Behind that sympathy, I feel a touch of cruel satisfaction. I hate myself for it, but I am beginning to resent Annie for leaving the way she did. All these years I had to live with the fact that she might be dead, and now I find that she was alive, that she took a lover and had friends, that she built an existence without even doing me the courtesy of sharing why she was shattering mine. Knowing that the life she tried to build without me failed is a pleasantly bitter pill.
Would you rather she had been kidnapped or murdered?
That thought is enough to banish my cruel thoughts and replace them with guilt. I won’t allow myself to feel that way again. I won’t let resentment motivate my actions. I keep reading.
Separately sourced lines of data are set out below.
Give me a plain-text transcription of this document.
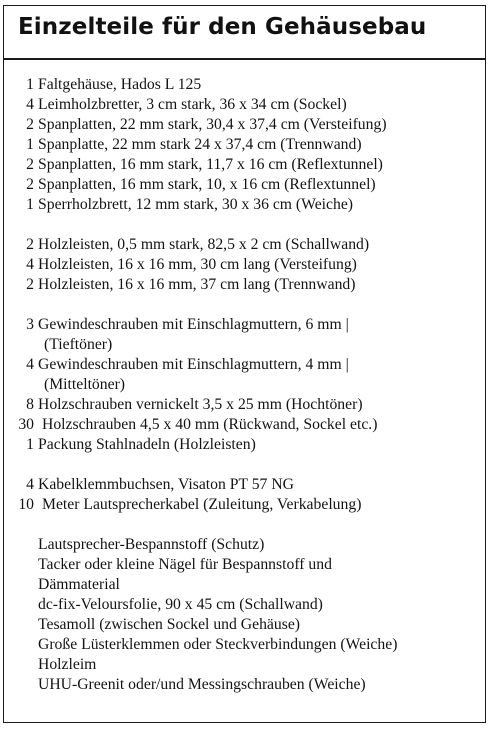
Einzelteile für den Gehäusebau
1 Faltgehäuse, Hados L 125
4 Leimholzbretter, 3 cm stark, 36 x 34 cm (Sockel)
2 Spanplatten, 22 mm stark, 30,4 x 37,4 cm (Versteifung)
1 Spanplatte, 22 mm stark 24 x 37,4 cm (Trennwand)
2 Spanplatten, 16 mm stark, 11,7 x 16 cm (Reflextunnel)
2 Spanplatten, 16 mm stark, 10, x 16 cm (Reflextunnel)
1 Sperrholzbrett, 12 mm stark, 30 x 36 cm (Weiche)
2 Holzleisten, 0,5 mm stark, 82,5 x 2 cm (Schallwand)
4 Holzleisten, 16 x 16 mm, 30 cm lang (Versteifung)
2 Holzleisten, 16 x 16 mm, 37 cm lang (Trennwand)
3 Gewindeschrauben mit Einschlagmuttern, 6 mm |
(Tieftöner)
4 Gewindeschrauben mit Einschlagmuttern, 4 mm |
(Mitteltöner)
8 Holzschrauben vernickelt 3,5 x 25 mm (Hochtöner)
30 Holzschrauben 4,5 x 40 mm (Rückwand, Sockel etc.)
1 Packung Stahlnadeln (Holzleisten)
4 Kabelklemmbuchsen, Visaton PT 57 NG
10 Meter Lautsprecherkabel (Zuleitung, Verkabelung)
Lautsprecher-Bespannstoff (Schutz)
Tacker oder kleine Nägel für Bespannstoff und
Dämmaterial
dc-fix-Veloursfolie, 90 x 45 cm (Schallwand)
Tesamoll (zwischen Sockel und Gehäuse)
Große Lüsterklemmen oder Steckverbindungen (Weiche)
Holzleim
UHU-Greenit oder/und Messingschrauben (Weiche)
She joined me in the cove today, not the large one but the hidden one that only I know of. She could not give me all I asked for, but she let me gaze upon her beauty unhidden. I tried to put this beauty to canvas, but I could not. I lack the talent to capture the true essence of what she is. So I wept on her breast, and she held me while we said our tender goodbyes.
I would blush at the reference to my sister’s nakedness, but I am more interested in the first sentence of that paragraph. There’s another cove! One only Victor knows about!
Hope springs within me. Perhaps Victor is alive after all.
It is late, and the world is black as pitch, but I cannot rest. I must find this cove!